ZOOM ÉCONOMIQUE

Le problème du présentéisme

Depuis une vingtaine d’années, un nouveau concept est à la mode en psychologie du travail : le présentéisme, l’envers de l’absentéisme. Le problème des employés qui vont au bureau alors qu’ils sont malades ou épuisés et qu’ils devraient rester à la maison est encore plus coûteux que l’absentéisme pour les entreprises, selon plusieurs études. Nos explications.

DÉPRESSIONS SUBITES

En 2007, une étude de Statistique Canada a calculé que, chaque année, un demi-million de travailleurs canadiens reçoivent un diagnostic de dépression. Or, 40 % de ces travailleurs n’avaient réclamé aucun congé de maladie avant d’avoir leur diagnostic. Ces données ont poussé Éric Gosselin, psychologue du travail à l’Université du Québec en Outaouais, à se pencher sur le problème du présentéisme. « On a fait des grands progrès dans la lutte contre l’absentéisme, que le Conseil du patronat désignait comme l’ennemi numéro un, explique M. Gosselin. Mais peut-être est-on allé trop loin. Quand les gens qui sont sur le bord de l’épuisement professionnel n’osent pas s’absenter du travail, non seulement ils sont moins productifs, mais leur congé éventuel sera probablement plus long. » Une dépression, note le chercheur, nécessite en moyenne un congé de maladie de six semaines. Les problèmes de productivité du présentéisme sont non seulement importants pour limiter l’absentéisme, mais ils constituent également une « improductivité invisible », qu’on peut difficilement évaluer et faire diminuer.

Quelques chiffres

80 % des médecins font du présentéisme

70 % des fonctionnaires canadiens font du présentéisme

1,7 fois : importance des pertes de productivité du présentéisme, par rapport à l’absentéisme

Entre 150 et 180 milliards US : impact économique du présentéisme aux États-Unis

9,9 jours par année : impact du présentéisme dans une société parapublique québécoise étudiée par des chercheurs de l’Université Laval en 2005 ; l’absentéisme avait moins d’impact : 7,1 jours par année

Prédire l’absentéisme futur

La tendance au présentéisme est un excellent indicateur de l’absentéisme futur, selon Éric Gosselin de l’UQAO. « On parle ici de présentéisme chronique, dit M. Gosselin. Il y a un présentéisme toxique et un présentéisme qui peut finalement être bénéfique pour l’entreprise, parce qu’il témoigne de l’attachement d’un employé pour son travail. Travailler un peu, c’est quand même mieux que de ne pas travailler du tout, quand il ne s’agit pas d’un problème chronique. » Y a-t-il une limite à surveiller ? « Disons qu’une personne qui est moins productive au bureau toutes les quelques semaines, ça devrait être OK. »

Transmettre la grippe

Le présentéisme ne cache pas seulement l’épuisement. Aller au travail quand on est malade peut également être nuisible pour l’entreprise si on contamine ses collègues avec une maladie infectieuse. « Avec la grippe H1N1, en 2010, on a vu pour la première fois des entreprises demander à leurs employés de rester chez eux s’ils se sentaient grippés », témoigne Éric Gosselin de l’UQAO. Plus tôt cette année, des chercheurs des autorités médicales américaines (Centers for Disease Control, CDC) ont publié dans le Journal américain de contrôle des infections une étude montrant que dans les écoles, plus des trois quarts des employés vont au travail quand ils sont grippés. La peur d’être pénalisé par l’employeur n’était citée que dans 11 % des cas. Les employés de moins de 50 ans étaient presque tous allés travailler quand ils avaient eu la grippe.

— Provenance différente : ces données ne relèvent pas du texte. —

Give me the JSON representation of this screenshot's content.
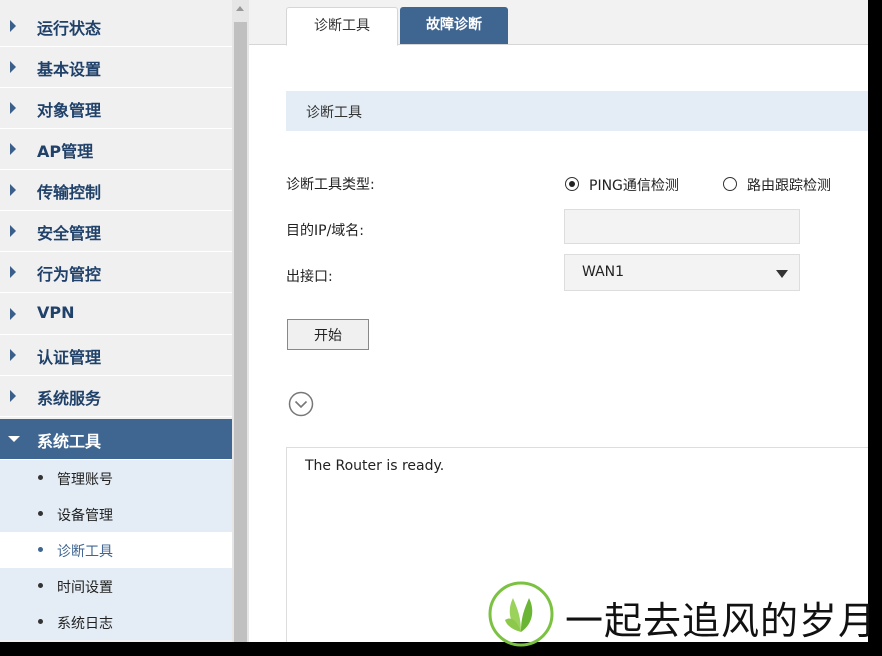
{
  "sidebar": {
    "items": [
      {
        "label": "运行状态"
      },
      {
        "label": "基本设置"
      },
      {
        "label": "对象管理"
      },
      {
        "label": "AP管理"
      },
      {
        "label": "传输控制"
      },
      {
        "label": "安全管理"
      },
      {
        "label": "行为管控"
      },
      {
        "label": "VPN"
      },
      {
        "label": "认证管理"
      },
      {
        "label": "系统服务"
      },
      {
        "label": "系统工具"
      }
    ],
    "subitems": [
      {
        "label": "管理账号"
      },
      {
        "label": "设备管理"
      },
      {
        "label": "诊断工具"
      },
      {
        "label": "时间设置"
      },
      {
        "label": "系统日志"
      }
    ],
    "active_item": "系统工具",
    "current_subitem": "诊断工具"
  },
  "tabs": {
    "diag_tools": "诊断工具",
    "fault_diag": "故障诊断"
  },
  "section": {
    "title": "诊断工具"
  },
  "form": {
    "type_label": "诊断工具类型:",
    "radio_ping": "PING通信检测",
    "radio_trace": "路由跟踪检测",
    "selected_type": "PING通信检测",
    "ip_label": "目的IP/域名:",
    "ip_value": "",
    "iface_label": "出接口:",
    "iface_value": "WAN1",
    "start_button": "开始"
  },
  "output": {
    "text": "The Router is ready."
  },
  "watermark": {
    "text": "一起去追风的岁月"
  },
  "colors": {
    "accent": "#3f6591",
    "sidebar_bg": "#f0f0f0",
    "submenu_bg": "#e4edf5",
    "section_bg": "#e4edf5"
  }
}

DE BONNES ET DE MAUVAISES RAISONS D’ALLER AU TRAVAIL*

Par respect pour mes collègues : 43 %

J’aime mon travail : 37 %

Je suis indispensable : 35 %

Pas de congé de maladie : 21 %

Je ne suis pas un paresseux : 16 %

Le travail, c’est la santé : 11 %

Peur d’être congédié : 4 %

*Liste des raisons invoquées par les employés se présentant au travail alors qu’ils sont malades, dans une étude auprès de 2500 travailleurs suédois et norvégiens.